I finally spent some time with SQLite3. I have a 182M file consisting of 746044 lines of tab-separated values. I wrote some code to load those fields into a SQL table and did some timing tests. Here are some observations when programming bulk data loads:

1. Use explicit commits on a large scale. On my first attempt, I made no attempt to use BEGIN...COMMIT blocks, so SQLite3 used autocommit mode (one transation per statement). This is painfully slow. I let the program run for maybe twenty minutes, killed it with Control-C, and found it had only loaded 5572 rows. After re-writing the program to do twenty thousand inserts inside BEGIN...COMMIT pairs, the program loaded 746044 rows in 94 seconds. What a difference!
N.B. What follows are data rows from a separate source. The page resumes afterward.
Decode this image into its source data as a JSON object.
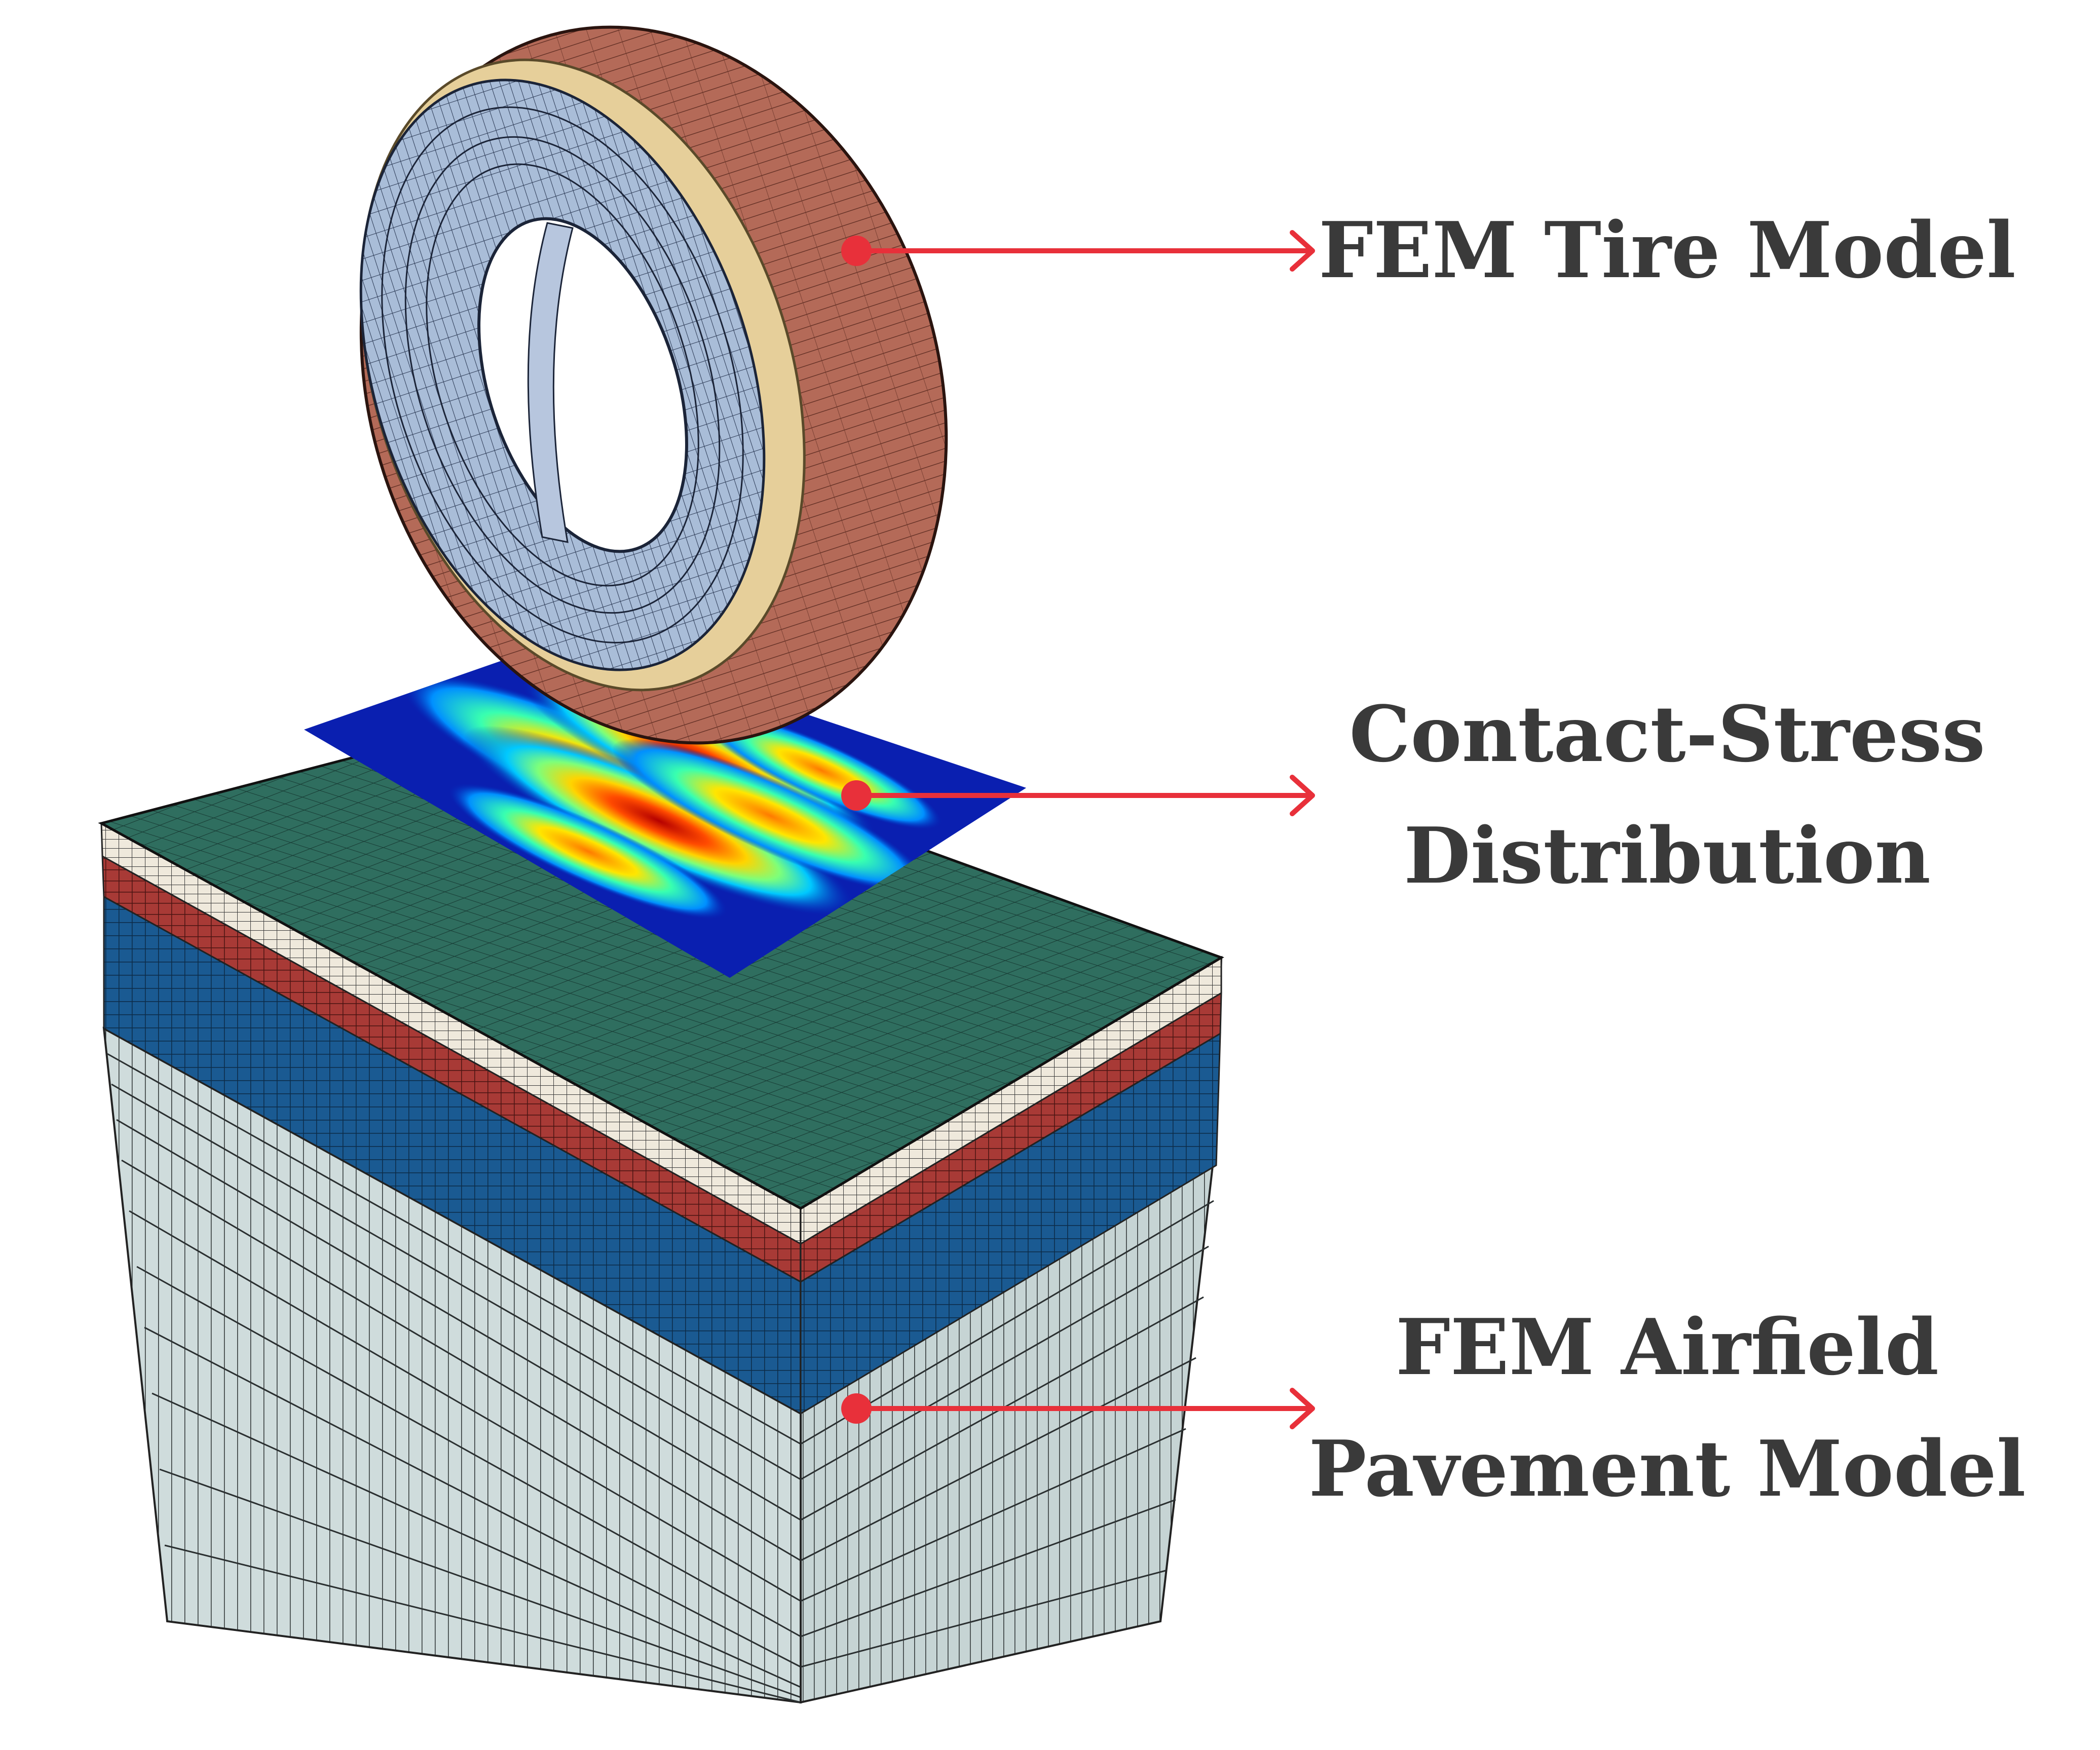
{
  "callouts": [
    {
      "id": "tire",
      "lines": [
        "FEM Tire Model"
      ]
    },
    {
      "id": "contact",
      "lines": [
        "Contact-Stress",
        "Distribution"
      ]
    },
    {
      "id": "pavement",
      "lines": [
        "FEM Airfield",
        "Pavement Model"
      ]
    }
  ],
  "colors": {
    "arrow": "#e8303a",
    "label_text": "#3a3a3a",
    "pavement_top": "#2f6e5f",
    "pavement_layer_white": "#efe9dc",
    "pavement_layer_red": "#a83a36",
    "pavement_layer_blue": "#1a5a92",
    "pavement_subgrade": "#cfdcdc",
    "tire_tread": "#b46a58",
    "tire_sidewall": "#a9bdd8",
    "tire_bead": "#e6cf9a",
    "mesh_line": "#1b1b1b"
  },
  "icons": {
    "arrow_head": "arrow-right-icon",
    "arrow_tail": "dot-icon"
  }
}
2. Use sqlite3_prepare(). Although sqlite3_mprintf() is convenient, compiling the same INSERT 746044 imposed significant overhead. The sqlite3_prepare() version cut the run time from 94 seconds to 58 seconds. The overhead to read the input file and split each line into fields was approximately 10 seconds, so the compiler step added (84-48)/48 = 75% to the run time for simple INSERT commands.

3. Use the natural page size for your architecture! When I switched from SQLite3's default 1K pages to 4K pages on my G4 Powerbook, the times dropped to 76 seconds (21%) for sqlite3_mprintf() and 41 seconds (35%) for sqlite3_prepare().

4. Load data first, then index it. I tried creating two indexes on the table. One index covered a large variable field (83.6MB) and one covered a small fixed-length field (11.2MB). If I created the indexes first and then loaded the data, it took an average of 148 seconds. If I loaded the data, then indexed it, it took 112 seconds (43 seconds load, 50 seconds big index, 19 seconds small index). I guess page locality outweighs I/O delays of later indexing.